The women formed groups around each eleven nuts, bringing food to share with one another. They began to talk about their dreams for the future and to tell stories about what was happening in their families. Their conversations changed over time, and they spoke with each other about what to do if they were raped or forced into marriage.
Stories poured out—somebody had been raped, someone had been tortured. Under their burkas, no one’s face was seen and no one’s name was spoken, providing the women with the anonymity they needed in order to speak freely. Someone would start, ‘I know of a woman who…’ and a terrible story would follow, and then someone else would tell another story.
The women’s secret protest expanded to Thursdays, when some of the women got together at one woman’s house to make a special dessert. These women would carry the dessert and the stories house-to-house.
Some of the worst stories were the forced marriages of very young girls, fourteen years old. Before the Mujarhadeen, a woman could meet the man she was arranged to marry. Arranged marriages usually went well because similar people were brought together, such as educated women and men who were introduced at the request of their parents. Under the Taliban, arranged marriages became horrible. Women were forbidden education, and young girls were often taken far away from their families by old men who treated them like slaves.
Suraya said, “With all the stories, we raised the consciousness of the women and their expectations and their hopes, but the stories of rapes were almost unbearable. After rape, many of the women committed suicide. Sometimes there would be gang rapes. Men would just break into a house and rape all the women in the house. We were told about a girl aged fourteen, who was raped by seven men until she died. When women are raped, if they are not killed in the rape, they are sometimes shot by family members. When they aren’t killed, they are kicked out of the community. They become nothing in the eyes of others. These women need someone to treat their wounds and to help them to identify the people who are guilty. They are not the guilty ones.”
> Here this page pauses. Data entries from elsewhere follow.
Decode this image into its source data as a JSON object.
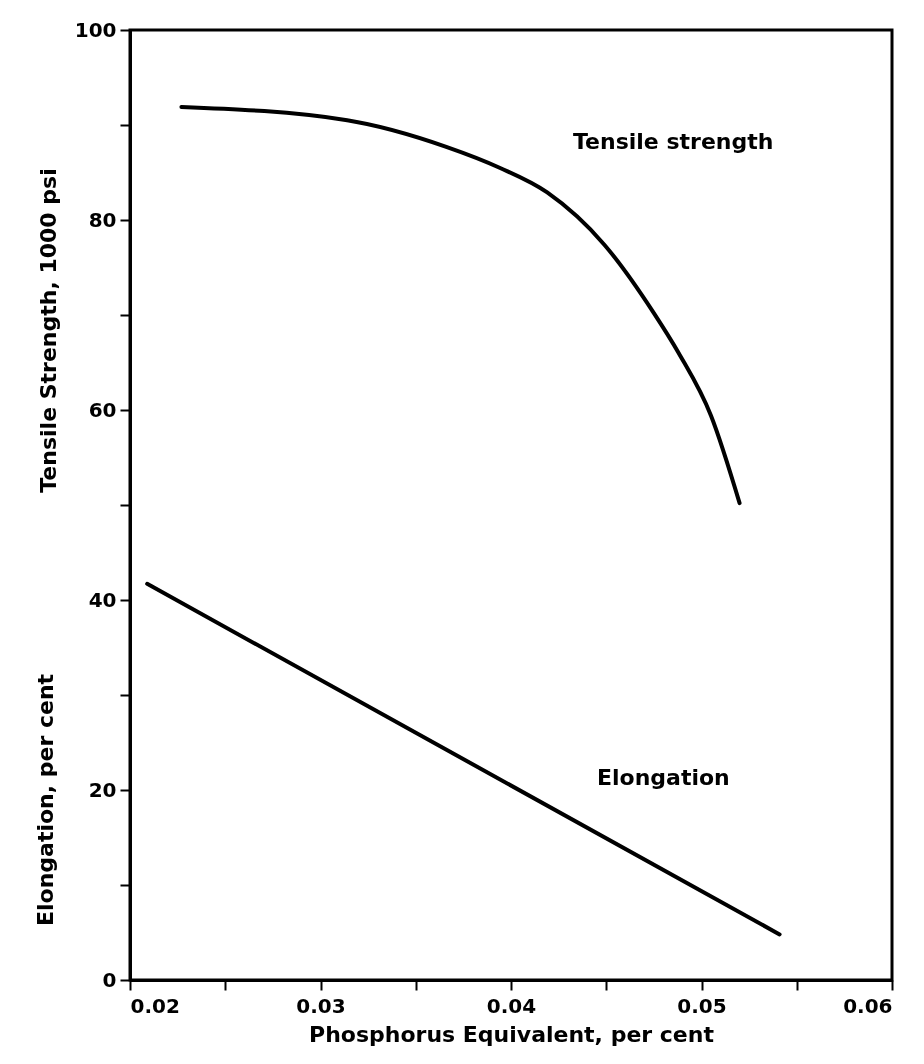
{
  "chart_data": {
    "type": "line",
    "xlabel": "Phosphorus Equivalent, per cent",
    "ylabel": "Tensile Strength, 1000 psi",
    "annotations": [
      "Elongation, per cent"
    ],
    "xlim": [
      0.02,
      0.06
    ],
    "xticks": [
      0.02,
      {
        "value": 0.025,
        "label": null
      },
      0.03,
      {
        "value": 0.035,
        "label": null
      },
      0.04,
      {
        "value": 0.045,
        "label": null
      },
      0.05,
      {
        "value": 0.055,
        "label": null
      },
      0.06
    ],
    "ylim": [
      0,
      100
    ],
    "yticks": [
      0,
      {
        "value": 10,
        "label": null
      },
      20,
      {
        "value": 30,
        "label": null
      },
      40,
      {
        "value": 50,
        "label": null
      },
      60,
      {
        "value": 70,
        "label": null
      },
      80,
      {
        "value": 90,
        "label": null
      },
      100
    ],
    "grid": false,
    "marker": "none",
    "line_style": "solid",
    "series": [
      {
        "name": "Tensile strength",
        "color": "#000000",
        "x": [
          0.0227,
          0.0314,
          0.0366,
          0.0394,
          0.0419,
          0.0449,
          0.0475,
          0.0488,
          0.0505,
          0.052
        ],
        "values": [
          91.9,
          90.5,
          87.7,
          85.5,
          82.9,
          77.4,
          70.2,
          66.0,
          59.4,
          50.2
        ]
      },
      {
        "name": "Elongation",
        "color": "#000000",
        "x": [
          0.0209,
          0.0541
        ],
        "values": [
          41.7,
          4.8
        ]
      }
    ]
  }
}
During this Taliban period, girls’ schools were closed. With four other women, Suraya created a core of teachers for an underground school. Despite the risks, these women had to do something to educate girls or there would be an entire generation of uneducated Afghani women. Each of the first group of women went to talk to three or four other women and encouraged them to form a group of teachers. Each small group supported one another in becoming teachers for five to seven students.
The underground groups organized all over Kabul. Sometimes these groups did more than educate girls, helping women leave the country or escape from forced marriages. The brothers and father of a woman would choose a husband for her and then there would be a month before the marriage. The group would prepare the woman to escape the night before the wedding using their own money to help her get away. If she were caught, her own family would kill her, so how she escaped was very important.
Suraya searched for money to pay for the teachers and other needs of the women’s project. Women got money from their husbands if they were sympathetic, and women who had money gave money. The women also developed a business weaving rugs that supported the effort. Some of the money they collected went to families whose houses had been burned when the Taliban suspected them of illegal political activities. For security reasons, most of the women did not know the others’ names.
The women’s burkas served as effective disguises as they moved from city to city. They started more underground schools and enlisted others in the movement. Although the Taliban tried to find and stop them, word spread and more and more people helped.